As his arms circled me, engulfing me in warmth and love, I felt a rock of ice forming at my core.

“I have to go back to the front, Vanya,” I whispered. “They need me.”

“No, they don’t, Katya. I promise you.”

“You don’t understand how it is for us. Oksana just took over command. She needs me. She offered me a place as her deputy.”

“And she can find someone else.”

“Please, don’t. She needs me at her side in this,” I repeated.

“Bullshit. This is just you wanting to feel like you’re indispensable. Wise up. We’re all replaceable. Our commanders know it. Stalin goddamn well knows it.”

“You said you would let me make my own decision.” I swiveled in bed, standing faster than I should have, and reached for my blouse and slacks, which had been discarded on a nearby chair. I gritted my teeth at the exertion but would not show him my weakness.
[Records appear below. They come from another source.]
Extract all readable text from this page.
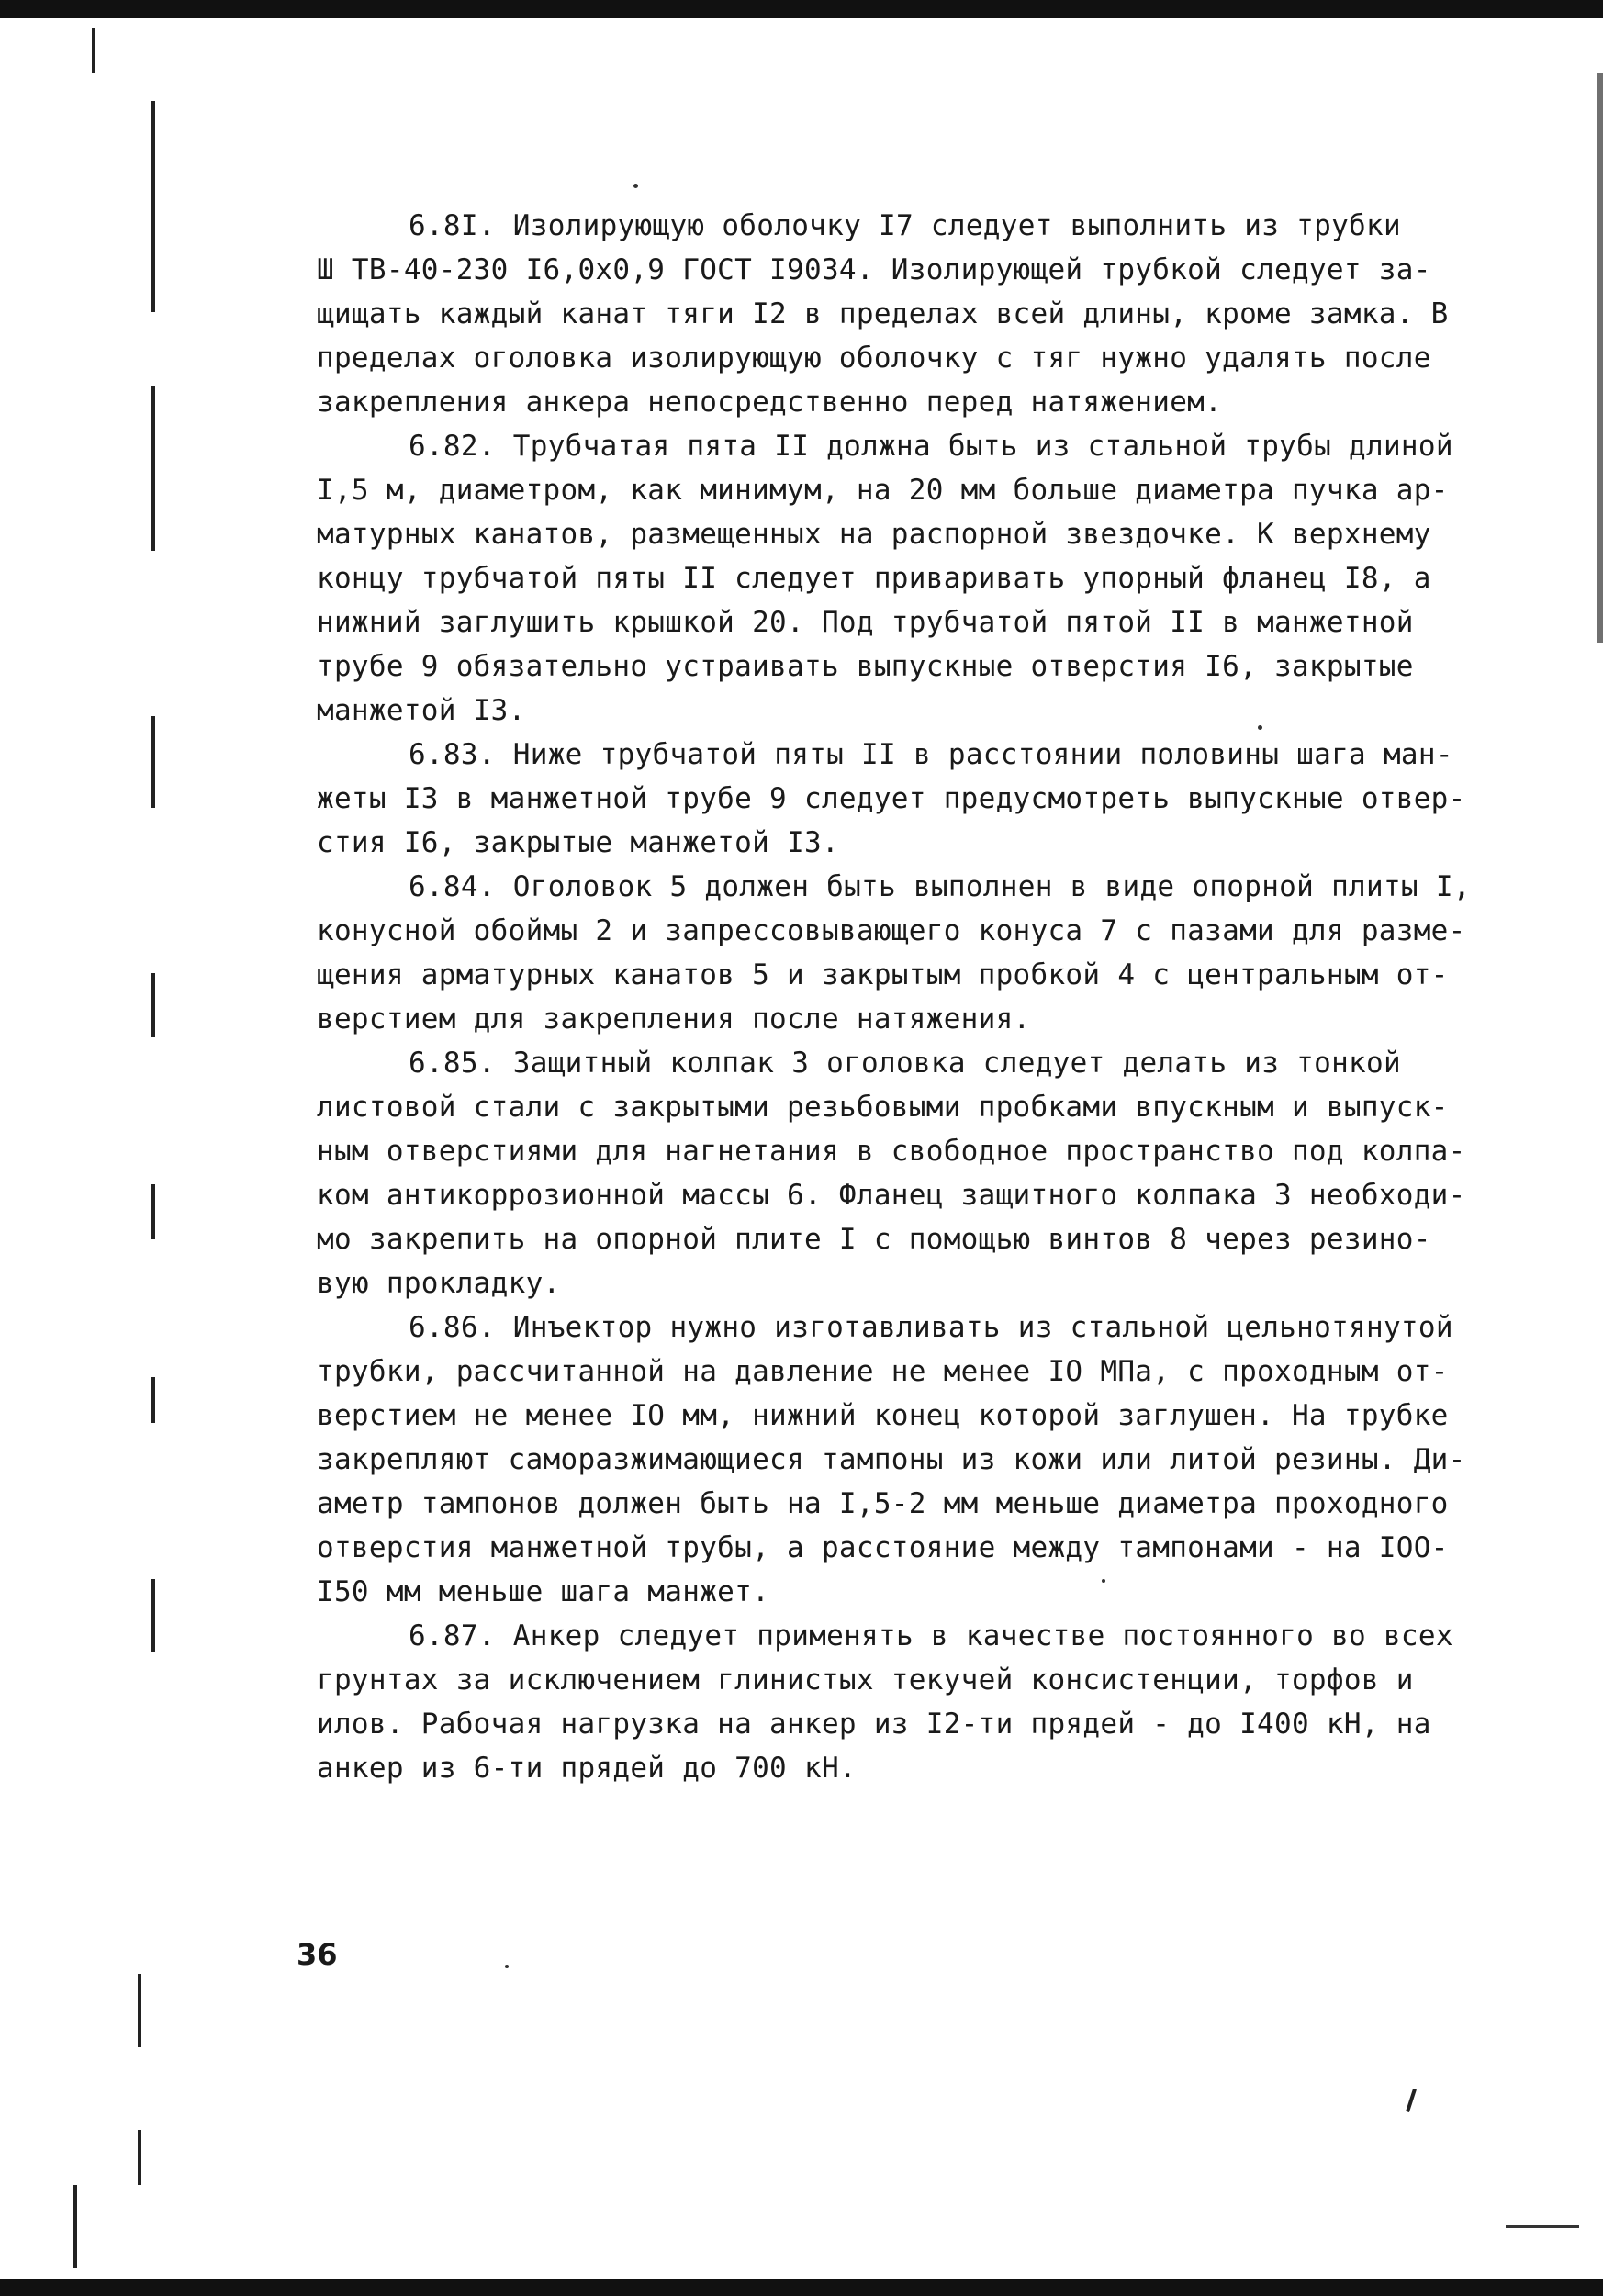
6.8I. Изолирующую оболочку I7 следует выполнить из трубки
Ш ТВ-40-230 I6,0х0,9 ГОСТ I9034. Изолирующей трубкой следует за-
щищать каждый канат тяги I2 в пределах всей длины, кроме замка. В
пределах оголовка изолирующую оболочку с тяг нужно удалять после
закрепления анкера непосредственно перед натяжением.
6.82. Трубчатая пята II должна быть из стальной трубы длиной
I,5 м, диаметром, как минимум, на 20 мм больше диаметра пучка ар-
матурных канатов, размещенных на распорной звездочке. К верхнему
концу трубчатой пяты II следует приваривать упорный фланец I8, а
нижний заглушить крышкой 20. Под трубчатой пятой II в манжетной
трубе 9 обязательно устраивать выпускные отверстия I6, закрытые
манжетой I3.
6.83. Ниже трубчатой пяты II в расстоянии половины шага ман-
жеты I3 в манжетной трубе 9 следует предусмотреть выпускные отвер-
стия I6, закрытые манжетой I3.
6.84. Оголовок 5 должен быть выполнен в виде опорной плиты I,
конусной обоймы 2 и запрессовывающего конуса 7 с пазами для разме-
щения арматурных канатов 5 и закрытым пробкой 4 с центральным от-
верстием для закрепления после натяжения.
6.85. Защитный колпак 3 оголовка следует делать из тонкой
листовой стали с закрытыми резьбовыми пробками впускным и выпуск-
ным отверстиями для нагнетания в свободное пространство под колпа-
ком антикоррозионной массы 6. Фланец защитного колпака 3 необходи-
мо закрепить на опорной плите I с помощью винтов 8 через резино-
вую прокладку.
6.86. Инъектор нужно изготавливать из стальной цельнотянутой
трубки, рассчитанной на давление не менее IO МПа, с проходным от-
верстием не менее IO мм, нижний конец которой заглушен. На трубке
закрепляют саморазжимающиеся тампоны из кожи или литой резины. Ди-
аметр тампонов должен быть на I,5-2 мм меньше диаметра проходного
отверстия манжетной трубы, а расстояние между тампонами - на IOO-
I50 мм меньше шага манжет.
6.87. Анкер следует применять в качестве постоянного во всех
грунтах за исключением глинистых текучей консистенции, торфов и
илов. Рабочая нагрузка на анкер из I2-ти прядей - до I400 кН, на
анкер из 6-ти прядей до 700 кН.
36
“That was when I thought you would make the right one.”

“Vanya, if you were given the chance, would you abandon your brothers at the front? Would you stay behind and let me fight?”

“That’s a ridiculous question. I’d never be given the choice.”

I turned around to face him, my shaking hands abandoning my buttons. “Because you’re a man. But now imagine those rules didn’t exist. Imagine you were injured and had the chance to return to Korkino for the rest of the war. Could you do it? Could you stay home and sleep soundly in your own bed? Look yourself in the mirror each morning?”

His face went slack; his shoulders drooped.

“No,” he admitted.

“Good. Otherwise you’re not the man I married.”

CHAPTER 19

August 1943, outside Stalingrad

The grounds surrounding the convalescent hospital weren’t as picturesque as the rugged fields outside the academy in Chelyabinsk, but the August light was such that Vanya couldn’t help but lose himself in his paints. He had me posed on the lawn behind the crumbling building, lounged on a battered old chaise in such a way that my side wasn’t irritated by long sessions lying still. My uniform didn’t lend the same grace to the picture as my turquoise dress, but I was happy enough to have it committed to canvas.

“I worried about running out of paints, but canvases have been so few that I needn’t have worried,” he said, his brow furrowing momentarily, his eyes staring somewhere over my right shoulder. The cast of light perhaps? “I shouldn’t have bothered hauling my paint case with me, but it seemed wrong to leave it behind.”

“I haul Papa’s violin with me everywhere I go,” I said. “It gives me comfort to have it near, even if I don’t get to play it often. I expect it’s the same for your paints.”

“Probably,” he said, eyes fixed on the canvas. “There hasn’t been much worth painting, but it’s nice to know I could.”